[154] This motion had been made the day before. The Convention had previously agreed that voting in the "first branch" should be in proportion to population.
[155] This begins the rather unhappy "personalities" of the debate.
[156] Cf. note above.
[XXVIII. RATIFYING THE CONSTITUTION][157]
162. George Mason's Objections to the Constitution, 1787
Kate Mason Rowland's Life of George Mason (1892), II, 387-390.
Mason had been one of the most enthusiastic of the Philadelphia Convention in its early stages, writing to his son, after a few weeks, that he would "bury my bones in Philadelphia" rather than injure the business by leaving prematurely, though his private affairs were pressing. But he was more democratic than the Convention, and, before its close, he came to look upon the results with suspicion. He refused to sign the completed constitution, and afterward he opposed its ratification in Virginia. Mason was the chief author of the Virginia Bill of Rights of 1776 (No. 136 above). Cf. also No. 163.

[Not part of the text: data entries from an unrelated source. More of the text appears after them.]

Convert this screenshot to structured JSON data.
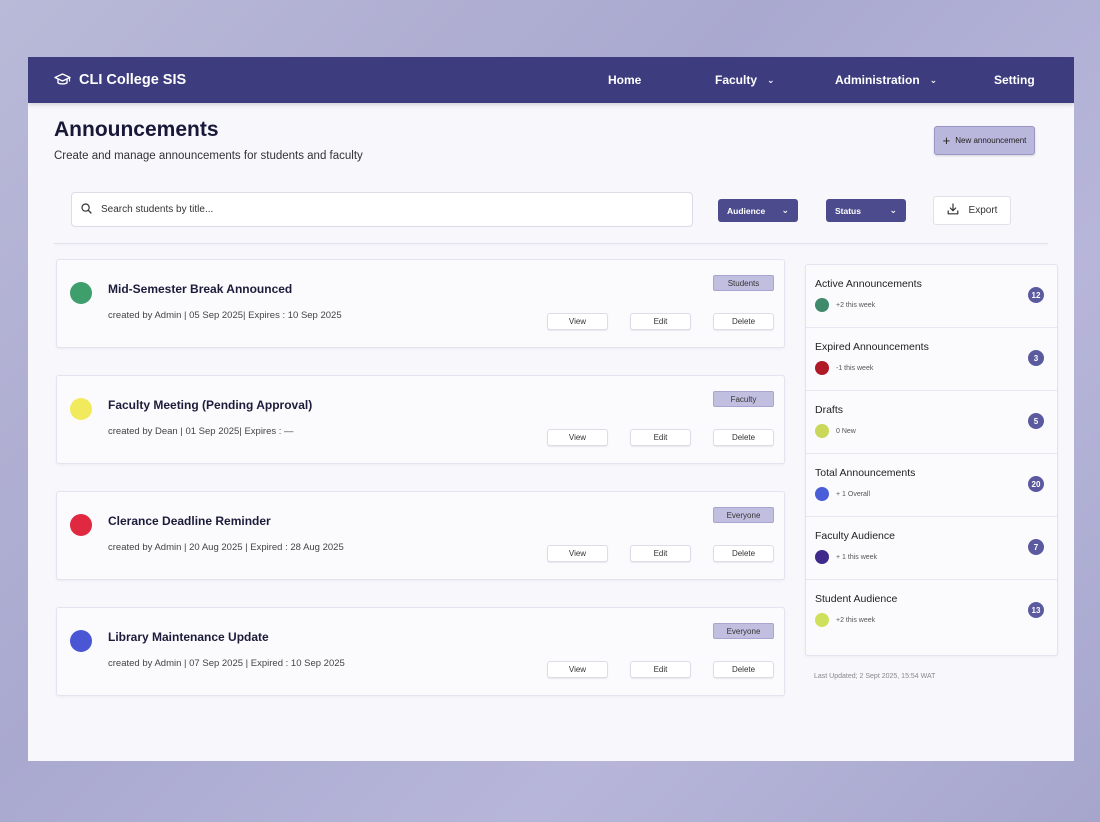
{
  "app": {
    "title": "CLI College SIS",
    "logo_icon": "graduation-cap-icon"
  },
  "nav": {
    "home": "Home",
    "faculty": "Faculty",
    "administration": "Administration",
    "setting": "Setting"
  },
  "page": {
    "title": "Announcements",
    "subtitle": "Create and manage announcements for students and faculty",
    "new_button": "New announcement"
  },
  "toolbar": {
    "search_placeholder": "Search students by title...",
    "audience_label": "Audience",
    "status_label": "Status",
    "export_label": "Export"
  },
  "announcements": [
    {
      "title": "Mid-Semester Break Announced",
      "meta": "created by Admin | 05 Sep 2025| Expires : 10 Sep 2025",
      "badge": "Students",
      "status_color": "#3e9e6c",
      "view": "View",
      "edit": "Edit",
      "delete": "Delete"
    },
    {
      "title": "Faculty Meeting (Pending Approval)",
      "meta": "created by Dean | 01 Sep 2025| Expires :    —",
      "badge": "Faculty",
      "status_color": "#f1ea5c",
      "view": "View",
      "edit": "Edit",
      "delete": "Delete"
    },
    {
      "title": "Clerance Deadline Reminder",
      "meta": "created by Admin | 20 Aug 2025 | Expired : 28 Aug 2025",
      "badge": "Everyone",
      "status_color": "#e02840",
      "view": "View",
      "edit": "Edit",
      "delete": "Delete"
    },
    {
      "title": "Library Maintenance Update",
      "meta": "created by Admin | 07 Sep 2025 | Expired : 10 Sep 2025",
      "badge": "Everyone",
      "status_color": "#4a56d4",
      "view": "View",
      "edit": "Edit",
      "delete": "Delete"
    }
  ],
  "stats": [
    {
      "label": "Active Announcements",
      "note": "+2 this week",
      "count": "12",
      "color": "#3e8a6a"
    },
    {
      "label": "Expired Announcements",
      "note": "-1 this week",
      "count": "3",
      "color": "#b01a28"
    },
    {
      "label": "Drafts",
      "note": "0  New",
      "count": "5",
      "color": "#c9d85a"
    },
    {
      "label": "Total Announcements",
      "note": "+ 1 Overall",
      "count": "20",
      "color": "#4a5ed8"
    },
    {
      "label": "Faculty Audience",
      "note": "+ 1 this week",
      "count": "7",
      "color": "#3f2a8c"
    },
    {
      "label": "Student Audience",
      "note": "+2 this week",
      "count": "13",
      "color": "#cfe05c"
    }
  ],
  "last_updated": "Last Updated; 2 Sept 2025, 15:54 WAT"
}
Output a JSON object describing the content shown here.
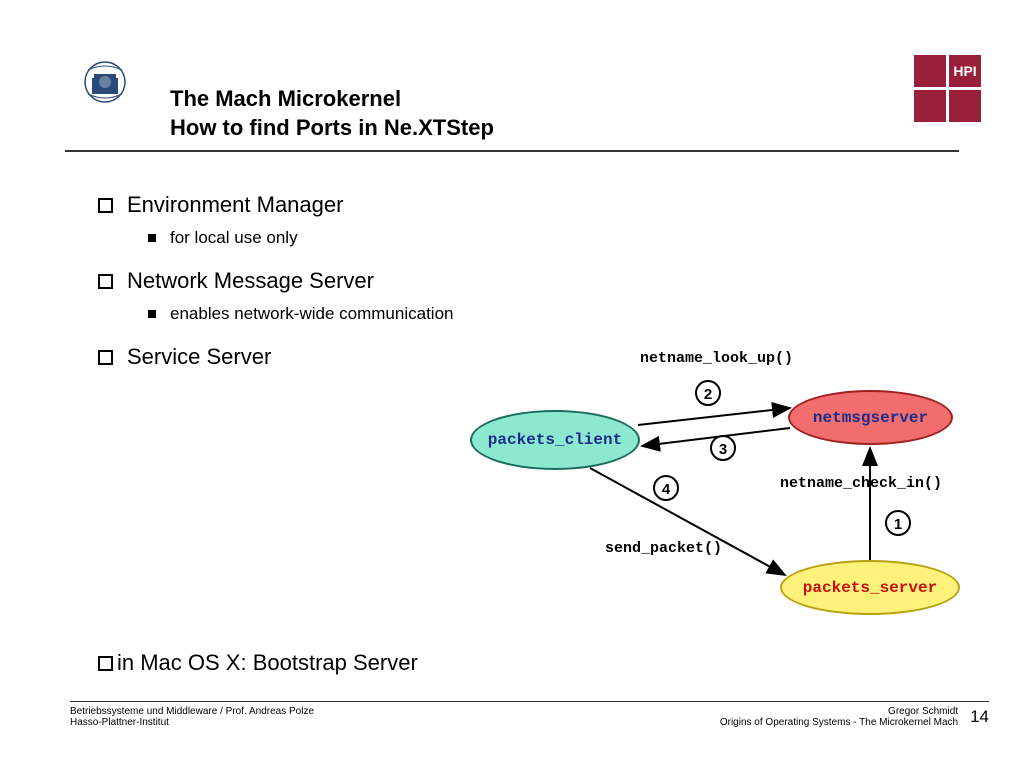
{
  "hpi_label": "HPI",
  "title": {
    "line1": "The Mach Microkernel",
    "line2": "How to find Ports in Ne.XTStep"
  },
  "bullets": {
    "b1": "Environment Manager",
    "b1_sub": "for local use only",
    "b2": "Network Message Server",
    "b2_sub": "enables network-wide communication",
    "b3": "Service Server",
    "b4": "in Mac OS X: Bootstrap Server"
  },
  "diagram": {
    "client": "packets_client",
    "msgserver": "netmsgserver",
    "server": "packets_server",
    "lookup": "netname_look_up()",
    "checkin": "netname_check_in()",
    "send": "send_packet()",
    "step1": "1",
    "step2": "2",
    "step3": "3",
    "step4": "4"
  },
  "footer": {
    "left1": "Betriebssysteme und Middleware / Prof. Andreas Polze",
    "left2": "Hasso-Plattner-Institut",
    "right1": "Gregor Schmidt",
    "right2": "Origins of Operating Systems - The Microkernel Mach",
    "page": "14"
  }
}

There is no Declaration of Rights, and, the laws of the general government being paramount to the laws and constitution of the several States, the Declaration of Rights in the separate States are no security. Nor are the people secured even in the enjoyment of the benefit of the common law.
In the House of Representatives there is not the substance but the shadow only of representation; which can never produce proper information in the legislature, or inspire confidence in the people; the laws will therefore be generally made by men little concerned in, and unacquainted with their effects and consequences.
The Senate have the power of altering all money bills, and of originating appropriations of money, and the salaries of the officers of their own appointment, in conjunction with the president of the United States, although they are not the representatives of the people or amenable to them.